# Interesting situation...please advise...



## dbsailor (Jan 20, 2011)

I have a potential expat opportunity in Bayan Lepas and I have an interesting situation. So here goes...

My wife and I work for the same company but for different divisions. My wife works from home and reports to our corporate headquarters based in another state while I commute to work daily. I've been approached for an expat assignment and was wondering what the legalities were invioved (if any) with my wife maintaining her current job overseas. Considering she is NOT taking a job from a local I would assume she could continue working as she is currently from home (where ever that would be). The difference being she would need to account for a much greater time zone difference.

Does anyone have any experience with this??

Thanks in advance!!


----------



## JasonPenang (Mar 14, 2010)

Hi DB,

You do have an unique "golden" opportunity as your wife is able to work from home for the Corporate Office. Think about the cost of living in Penang, and she (at least, if not both of you are) is paid in US rate, that is already worth smiling looking at your bank account.

In terms of legallity, if you're too worrid about that, I think (since you're working as expats and will have a bank account here) you may consider your wife's pay check continue to pay to her US bank account, then that will be totally transparent to Malaysia. Having said that, you may also want to consider the income tax differential between US and Malaysia, and it may make more sense for her declare in Malaysia, hence to be paid into a Malaysia bank account.

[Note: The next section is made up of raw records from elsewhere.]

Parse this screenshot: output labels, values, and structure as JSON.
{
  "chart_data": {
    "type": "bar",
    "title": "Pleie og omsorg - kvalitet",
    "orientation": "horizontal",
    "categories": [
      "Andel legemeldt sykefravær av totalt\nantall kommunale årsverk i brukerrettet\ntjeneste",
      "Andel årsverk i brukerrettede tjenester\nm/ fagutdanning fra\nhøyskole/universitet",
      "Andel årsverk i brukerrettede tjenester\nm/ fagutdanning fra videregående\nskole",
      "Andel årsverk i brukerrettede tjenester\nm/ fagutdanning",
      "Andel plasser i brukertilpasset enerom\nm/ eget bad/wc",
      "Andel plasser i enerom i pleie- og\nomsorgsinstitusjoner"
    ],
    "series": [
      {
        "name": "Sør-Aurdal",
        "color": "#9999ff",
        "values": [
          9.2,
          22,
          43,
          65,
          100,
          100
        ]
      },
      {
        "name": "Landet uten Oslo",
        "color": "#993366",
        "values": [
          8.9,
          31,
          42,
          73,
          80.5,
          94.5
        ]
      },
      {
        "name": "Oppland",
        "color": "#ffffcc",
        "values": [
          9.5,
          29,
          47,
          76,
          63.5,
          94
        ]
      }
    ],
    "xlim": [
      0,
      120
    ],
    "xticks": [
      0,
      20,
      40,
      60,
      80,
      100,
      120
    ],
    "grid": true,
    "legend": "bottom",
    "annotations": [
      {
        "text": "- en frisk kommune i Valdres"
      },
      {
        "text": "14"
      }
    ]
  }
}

You're right, if following CA timezone, she may have to work from 11pm - 7am, and her 1st day of the week will be 11pm (Mon) - 7am (Tue) equivalent to Monday in CA, and 11pm (Fri) - 7am (Sat) equivalent to Friday in CA, OR unless she can negotiate with the Corporate Office to work overlap like 3am - 11am.

Internet or broadband access in Penang is not an issue, so technology wise should not be your concern, but since your wife will be working at different hours, you need a home office, and house should be large enough so that your sleeping time is not affected 

It's also worth to go for bigger house since your family is going to make full use (occupying) of the house 24 hours a day at home.


Regards
Jason


----------



## kishore5382 (Mar 1, 2011)

i work for a US based bank and most of my colleagues in the US work from home. Even though they work from home, there is a primary office location that is mapped to them and which is typically not their home address but an office address in the city they live in. So i have heard that it should be accurate. So for someone who is working from a xyz location should show up in their corporate directory as working from xyz location and registered as working from xyz location for all practical taxation purposes as i suppose there is some nitty-gritty involved in that. I suggest you check with your company to see if they have any restrictions of such kind. 

In terms of money, you get good money as the currency conversion rate is good. But the big minus point is the time difference which is huge & it is hard working night shifts. Good luck!!


----------